Rossi: Malkin paid like Crosby; needs to play like him
VANCOUVER, British Columbia — Over the last three years, I've come to know pretty well this talented Penguins center everybody calls Geno, but your guess is as good as mine as to the reason he was without a goal in 14 of 15 games entering Saturday.
Think about that. Think about this: Prior to playing at Vancouver last night, Malkin needed 20 goals in the Penguins' final 33 games to match his career-worst total — 33, which he hit three seasons ago as a rookie.
Even considering a right-shoulder injury that cost him seven games, this season is bordering on embarrassing for Malkin, who began it with legitimate claim to the tag "NHL's Best Player" as the playoff MVP on a defending Stanley Cup champion and the reigning league scoring champion.
Right now, he is to the best player debate what Conan O'Brien is to "The Tonight Show." Actually, O'Brien's future with NBC might be more promising than the Penguins' Stanley Cup hopes if Malkin doesn't rediscover is galloping greatness.
They'll be lucky to win a playoff round with this version of Malkin.
How fortunate for Malkin, the Penguins' most talented player, that he is not their most scrutinized, even though he and captain Sidney Crosby each count $8.7 million against the salary cap.
Crosby was a marvel this past week in Western Canada, expertly handling off-ice responsibilities that Malkin usually begs to ignore (even in the comforts of Pittsburgh) — often using the excuse of a limited understanding of English to avoid PR situations that Crosby has handled since he was, oh, 13.
I know that Malkin understands English well enough to routinely give Crosby a break from granting interviews and shooting commercials to promote his team and sport. He chooses not to do much more than just play hockey, but he can just play hockey because of Crosby's willingness to do all the off-ice heavy lifting befitting a true superstar.
Well, Malkin's hockey isn't holding up his end of the bargain — and Crosby has surpassed him as the Penguins' best player.
Crosby is on pace for a career-best season in goals and faceoff percentage. That he was the superstar center absorbing the heat during the Penguins' recent losing ways, even though he was the player least responsible for those losses, only enhanced Crosby's Hart Trophy credentials by my voting eyes.
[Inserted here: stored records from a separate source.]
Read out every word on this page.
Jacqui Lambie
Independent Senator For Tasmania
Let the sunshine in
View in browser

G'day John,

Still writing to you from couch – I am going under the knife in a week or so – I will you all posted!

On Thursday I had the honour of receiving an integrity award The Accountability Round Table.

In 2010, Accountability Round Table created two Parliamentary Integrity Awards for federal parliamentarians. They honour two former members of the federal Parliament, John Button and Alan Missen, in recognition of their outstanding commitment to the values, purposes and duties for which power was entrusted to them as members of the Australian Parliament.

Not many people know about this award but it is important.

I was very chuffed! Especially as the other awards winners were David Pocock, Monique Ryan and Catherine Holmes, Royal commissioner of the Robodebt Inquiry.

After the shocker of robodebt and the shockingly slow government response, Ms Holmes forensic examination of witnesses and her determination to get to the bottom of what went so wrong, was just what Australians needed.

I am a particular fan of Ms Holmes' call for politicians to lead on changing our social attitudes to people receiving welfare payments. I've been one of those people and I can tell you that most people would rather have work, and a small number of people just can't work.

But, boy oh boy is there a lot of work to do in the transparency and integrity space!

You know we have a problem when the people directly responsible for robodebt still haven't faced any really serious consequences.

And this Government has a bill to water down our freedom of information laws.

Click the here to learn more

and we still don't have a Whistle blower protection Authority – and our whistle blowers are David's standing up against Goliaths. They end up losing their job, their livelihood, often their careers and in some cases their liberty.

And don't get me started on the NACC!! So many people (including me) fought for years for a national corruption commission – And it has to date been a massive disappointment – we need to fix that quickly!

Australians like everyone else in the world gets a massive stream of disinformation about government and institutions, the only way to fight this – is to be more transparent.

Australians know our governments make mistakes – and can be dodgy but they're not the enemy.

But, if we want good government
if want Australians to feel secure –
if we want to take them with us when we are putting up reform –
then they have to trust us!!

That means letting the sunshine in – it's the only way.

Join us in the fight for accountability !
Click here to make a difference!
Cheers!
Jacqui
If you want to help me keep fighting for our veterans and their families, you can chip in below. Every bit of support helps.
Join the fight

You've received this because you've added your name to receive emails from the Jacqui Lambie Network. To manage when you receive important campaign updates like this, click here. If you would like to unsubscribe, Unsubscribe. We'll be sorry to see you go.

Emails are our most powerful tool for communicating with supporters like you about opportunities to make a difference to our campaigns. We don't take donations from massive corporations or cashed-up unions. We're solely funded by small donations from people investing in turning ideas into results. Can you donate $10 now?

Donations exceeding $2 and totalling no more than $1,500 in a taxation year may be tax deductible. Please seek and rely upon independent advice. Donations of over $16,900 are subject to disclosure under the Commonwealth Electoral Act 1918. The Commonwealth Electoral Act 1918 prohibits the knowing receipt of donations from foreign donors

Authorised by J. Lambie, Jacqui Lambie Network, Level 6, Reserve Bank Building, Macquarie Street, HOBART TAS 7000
Crosby joked Wednesday in Calgary that he would "stay in the cave" in Western Canada, leaving his hotel only for practices and games to avoid a frenzied scene on the streets and in restaurants.
Malkin owes Crosby the NHL equivalent of covering his room-service tab. Without a turnaround by this talented center everybody calls Geno, Crosby's most impressive season to date will end with a bitter taste and no Cup to wash it away.
Columnist Joe Starkey and beat reporter Rob Rossi take the circle for this week's question: How should the Penguins help struggling center Evgeni Malkin?
Rossi: Reuniting him with playoff playmate Max Talbot was a shrewd start, and keeping those two together on a line (along with winger Ruslan Fedotenko) would be a wise move given their past success. However, may I suggest something savvy• Trade a late-round pick to Minnesota for winger Petr Sykora, who scored a bunch of goals the last two years playing alongside Malkin as Geno chased scoring titles. Seems the potential reward could be worth a risk.
Starkey: May I suggest another cooking show on the Internet• That's more likely than getting Malkin a legitimate sniper on the wing. I wonder how much Malkin's shoulder has affected him this season. I know the Penguins did the right thing by taking him off the left point on the power play. It's mind-boggling that they actually put him there again. Assuming he's healthy, he'll figure it out. He'll be fine.